The ratings that three teachers made of the leadership ability of a particular high school senior agreed closely. This agreement among raters is referred to as interrater
(A) validity.
(B) reliability.
(C) objectivity.
(D) convergence.
(B) reliability.
*The close agreement or high correlation between raters is called interrater reliability.
A teacher reports having a kindergarten child who is withdrawn and does not interact with other students.

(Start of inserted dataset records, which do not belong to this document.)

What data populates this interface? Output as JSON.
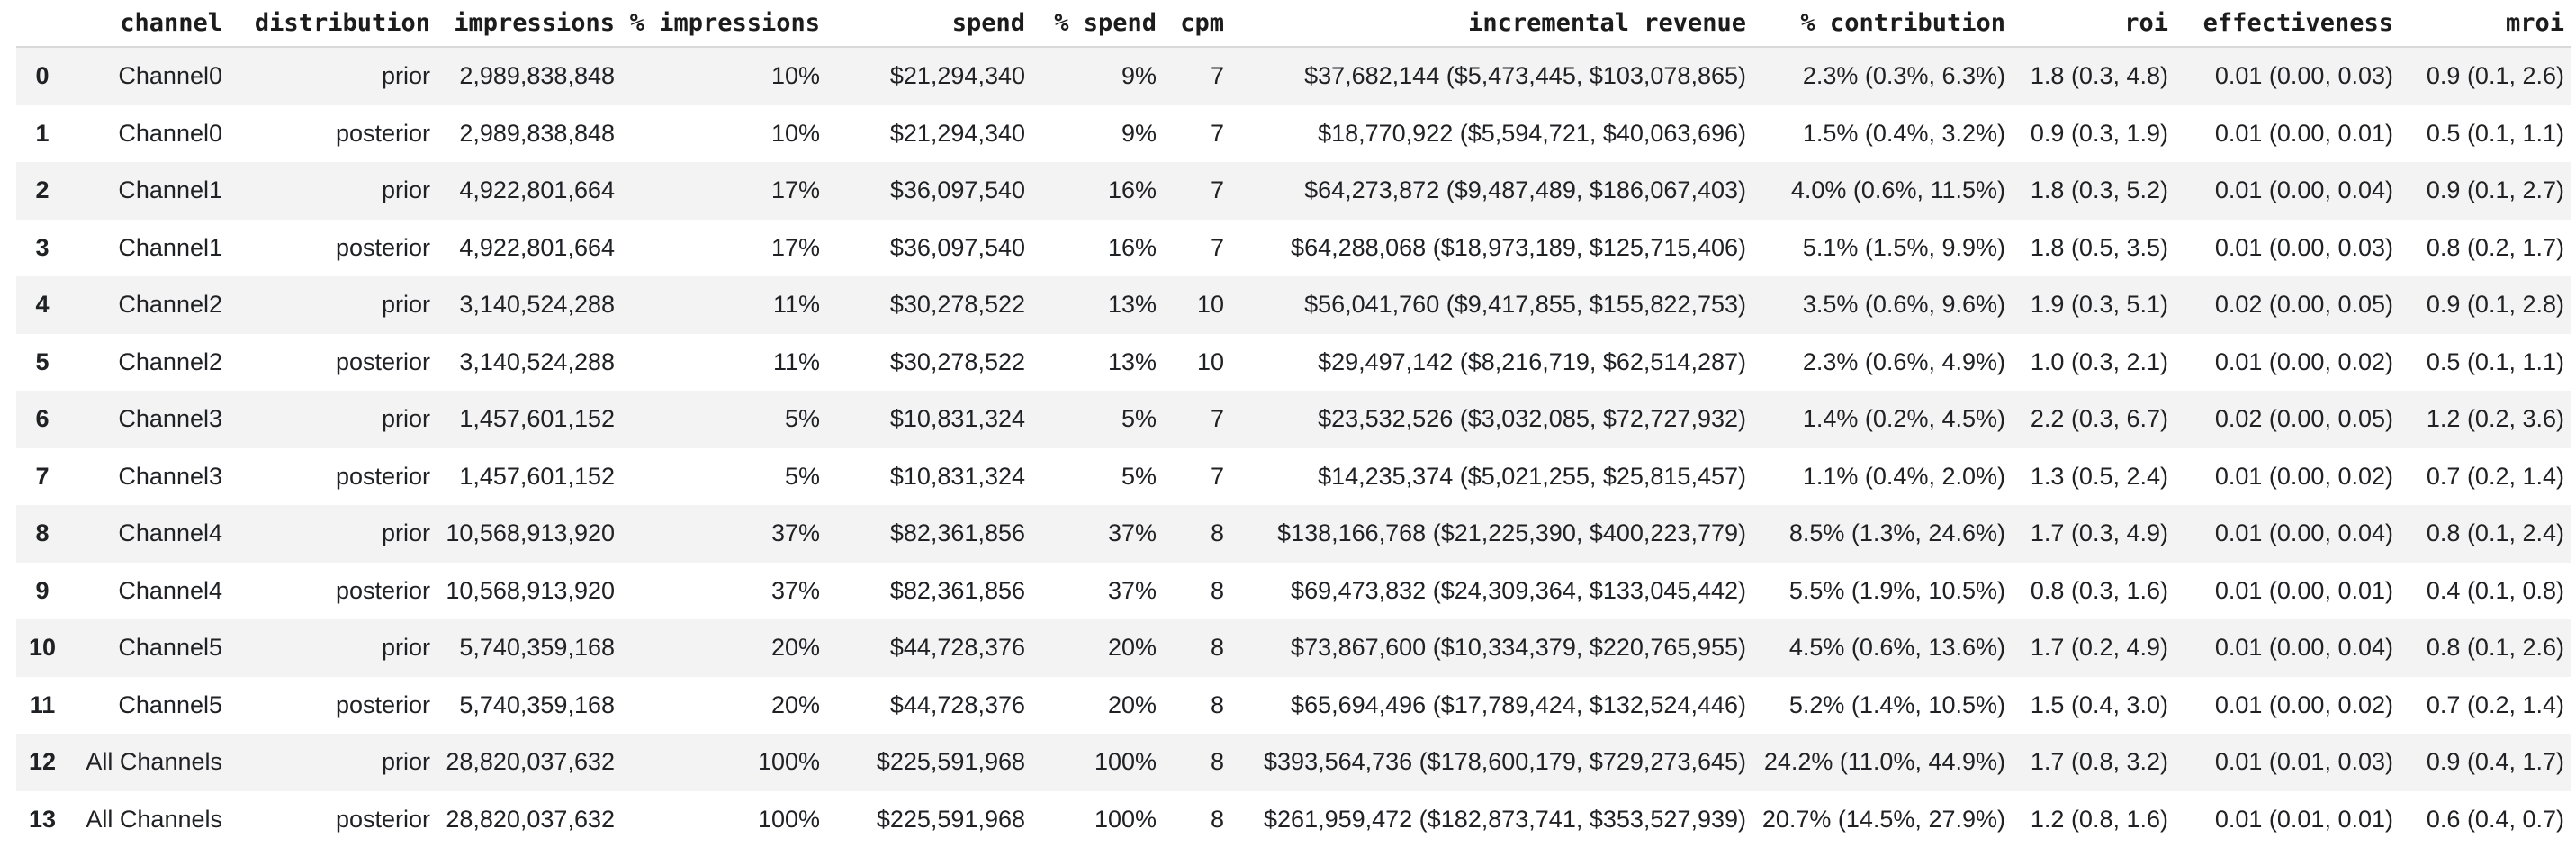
{
  "colors": {
    "page_background": "#ffffff",
    "stripe_row_background": "#f3f3f3",
    "header_border": "#d9d9d9",
    "body_text": "#202124",
    "header_text": "#1c1c1c"
  },
  "table": {
    "index_header": "",
    "columns": [
      "channel",
      "distribution",
      "impressions",
      "% impressions",
      "spend",
      "% spend",
      "cpm",
      "incremental revenue",
      "% contribution",
      "roi",
      "effectiveness",
      "mroi"
    ],
    "column_slugs": [
      "channel",
      "distribution",
      "impressions",
      "pct-impressions",
      "spend",
      "pct-spend",
      "cpm",
      "incremental-revenue",
      "pct-contribution",
      "roi",
      "effectiveness",
      "mroi"
    ],
    "rows": [
      {
        "index": "0",
        "cells": [
          "Channel0",
          "prior",
          "2,989,838,848",
          "10%",
          "$21,294,340",
          "9%",
          "7",
          "$37,682,144 ($5,473,445, $103,078,865)",
          "2.3% (0.3%, 6.3%)",
          "1.8 (0.3, 4.8)",
          "0.01 (0.00, 0.03)",
          "0.9 (0.1, 2.6)"
        ]
      },
      {
        "index": "1",
        "cells": [
          "Channel0",
          "posterior",
          "2,989,838,848",
          "10%",
          "$21,294,340",
          "9%",
          "7",
          "$18,770,922 ($5,594,721, $40,063,696)",
          "1.5% (0.4%, 3.2%)",
          "0.9 (0.3, 1.9)",
          "0.01 (0.00, 0.01)",
          "0.5 (0.1, 1.1)"
        ]
      },
      {
        "index": "2",
        "cells": [
          "Channel1",
          "prior",
          "4,922,801,664",
          "17%",
          "$36,097,540",
          "16%",
          "7",
          "$64,273,872 ($9,487,489, $186,067,403)",
          "4.0% (0.6%, 11.5%)",
          "1.8 (0.3, 5.2)",
          "0.01 (0.00, 0.04)",
          "0.9 (0.1, 2.7)"
        ]
      },
      {
        "index": "3",
        "cells": [
          "Channel1",
          "posterior",
          "4,922,801,664",
          "17%",
          "$36,097,540",
          "16%",
          "7",
          "$64,288,068 ($18,973,189, $125,715,406)",
          "5.1% (1.5%, 9.9%)",
          "1.8 (0.5, 3.5)",
          "0.01 (0.00, 0.03)",
          "0.8 (0.2, 1.7)"
        ]
      },
      {
        "index": "4",
        "cells": [
          "Channel2",
          "prior",
          "3,140,524,288",
          "11%",
          "$30,278,522",
          "13%",
          "10",
          "$56,041,760 ($9,417,855, $155,822,753)",
          "3.5% (0.6%, 9.6%)",
          "1.9 (0.3, 5.1)",
          "0.02 (0.00, 0.05)",
          "0.9 (0.1, 2.8)"
        ]
      },
      {
        "index": "5",
        "cells": [
          "Channel2",
          "posterior",
          "3,140,524,288",
          "11%",
          "$30,278,522",
          "13%",
          "10",
          "$29,497,142 ($8,216,719, $62,514,287)",
          "2.3% (0.6%, 4.9%)",
          "1.0 (0.3, 2.1)",
          "0.01 (0.00, 0.02)",
          "0.5 (0.1, 1.1)"
        ]
      },
      {
        "index": "6",
        "cells": [
          "Channel3",
          "prior",
          "1,457,601,152",
          "5%",
          "$10,831,324",
          "5%",
          "7",
          "$23,532,526 ($3,032,085, $72,727,932)",
          "1.4% (0.2%, 4.5%)",
          "2.2 (0.3, 6.7)",
          "0.02 (0.00, 0.05)",
          "1.2 (0.2, 3.6)"
        ]
      },
      {
        "index": "7",
        "cells": [
          "Channel3",
          "posterior",
          "1,457,601,152",
          "5%",
          "$10,831,324",
          "5%",
          "7",
          "$14,235,374 ($5,021,255, $25,815,457)",
          "1.1% (0.4%, 2.0%)",
          "1.3 (0.5, 2.4)",
          "0.01 (0.00, 0.02)",
          "0.7 (0.2, 1.4)"
        ]
      },
      {
        "index": "8",
        "cells": [
          "Channel4",
          "prior",
          "10,568,913,920",
          "37%",
          "$82,361,856",
          "37%",
          "8",
          "$138,166,768 ($21,225,390, $400,223,779)",
          "8.5% (1.3%, 24.6%)",
          "1.7 (0.3, 4.9)",
          "0.01 (0.00, 0.04)",
          "0.8 (0.1, 2.4)"
        ]
      },
      {
        "index": "9",
        "cells": [
          "Channel4",
          "posterior",
          "10,568,913,920",
          "37%",
          "$82,361,856",
          "37%",
          "8",
          "$69,473,832 ($24,309,364, $133,045,442)",
          "5.5% (1.9%, 10.5%)",
          "0.8 (0.3, 1.6)",
          "0.01 (0.00, 0.01)",
          "0.4 (0.1, 0.8)"
        ]
      },
      {
        "index": "10",
        "cells": [
          "Channel5",
          "prior",
          "5,740,359,168",
          "20%",
          "$44,728,376",
          "20%",
          "8",
          "$73,867,600 ($10,334,379, $220,765,955)",
          "4.5% (0.6%, 13.6%)",
          "1.7 (0.2, 4.9)",
          "0.01 (0.00, 0.04)",
          "0.8 (0.1, 2.6)"
        ]
      },
      {
        "index": "11",
        "cells": [
          "Channel5",
          "posterior",
          "5,740,359,168",
          "20%",
          "$44,728,376",
          "20%",
          "8",
          "$65,694,496 ($17,789,424, $132,524,446)",
          "5.2% (1.4%, 10.5%)",
          "1.5 (0.4, 3.0)",
          "0.01 (0.00, 0.02)",
          "0.7 (0.2, 1.4)"
        ]
      },
      {
        "index": "12",
        "cells": [
          "All Channels",
          "prior",
          "28,820,037,632",
          "100%",
          "$225,591,968",
          "100%",
          "8",
          "$393,564,736 ($178,600,179, $729,273,645)",
          "24.2% (11.0%, 44.9%)",
          "1.7 (0.8, 3.2)",
          "0.01 (0.01, 0.03)",
          "0.9 (0.4, 1.7)"
        ]
      },
      {
        "index": "13",
        "cells": [
          "All Channels",
          "posterior",
          "28,820,037,632",
          "100%",
          "$225,591,968",
          "100%",
          "8",
          "$261,959,472 ($182,873,741, $353,527,939)",
          "20.7% (14.5%, 27.9%)",
          "1.2 (0.8, 1.6)",
          "0.01 (0.01, 0.01)",
          "0.6 (0.4, 0.7)"
        ]
      }
    ]
  }
}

What measurement tool would a researcher use to get a better grasp of the problem before suggesting behavior modification therapy?
(A) attitude scale
(B) direct observation
(C) personality inventory
(D) semantic differential
(B) direct observation
*Direct observation is the best measurement if we want to measure the degree to which the child interacts with people around him or her.
Which one of the following statements would be most suitable for a Likert-type scale measuring students’ attitudes toward math?
(A) Math is easy for some students and difficult for others.
(B) Math is fun.
(C) Math is one of the basic skills.
(D) Some students like math.
(B) Math is fun.
*For measuring students’ attitudes towards math, the most suitable item among the four would be “ Math is fun”.
Predictive validity evidence ________.
(A) is the relationship between scores on a measure and criterion scores available at a future time.
(B) is evidence-based on internal structure
(C) is evidence-based on relationship to other variables
(D) is the relationship between two scores that measure the construct at the same time.
(A) is the relationship between scores on a measure and criterion scores available at a future time.
*Tests in Print (and Mental Measurements Yearbook) provide feedback to the user on the types of measurement instruments available for a given construct.
The standard error of measurement is based on the test’s
(A) validity.
(B) difficulty.
(C) reliability.
(D) discriminability.
(C) reliability.
*SSCI allows you to take an important piece of work in your !eld and look at who has referenced that work in later studies.
A test has a reliability coefficient of 0.84. What percent of test variance is error?
(A) 4%
(B) 16%
(C) 32%
(D) 84%
(B) 16%
*The percent of error variance equals 1 minus reliability.
Adding 10 items similar to those already in the test would
(A) raise reliability.
(B) lower reliability.
(C) neither raise nor lower reliability.
(D) cannot be determined.
(A) raise reliability.
*Usually a longer test with good items yields higher reliability.
Reliability is defined as the ratio between the variance of
(A) the true scores and observed scores.
(B) error scores and observed scores.
(C) two sets of scores from identical or equivalent tests.
(D) error scores and true scores.
(A) the true scores and observed scores.
*Reliability is defined as the ratio of the variance o true scores over observed scores.
The score validity of a test is related highly to the
(A) test format.
(B) number of items.
(C) purpose of the test.
(D) availability of equivalent forms.
(C) purpose of the test.
*Validity is highly related to what the test intends to measure, that is, the purpose of the test.
Which of the following would contribute the best evidence for the score validity of a new group intelligence test?
(A) The correlation between Form A and Form B of the test.
(B) The correlation between test scores and grades in reading.
(C) The correlation between test scores and scores from the Stanford-Binet intelligence test.
(D) An examination of the homogeneity of scores on the test.
(C) The correlation between test scores and scores from the Stanford-Binet intelligence test.
*The validity of an intelligence test can be established by the high correlation between the new test and an established IQ test. This is also referred to as criterion-related validity evidence.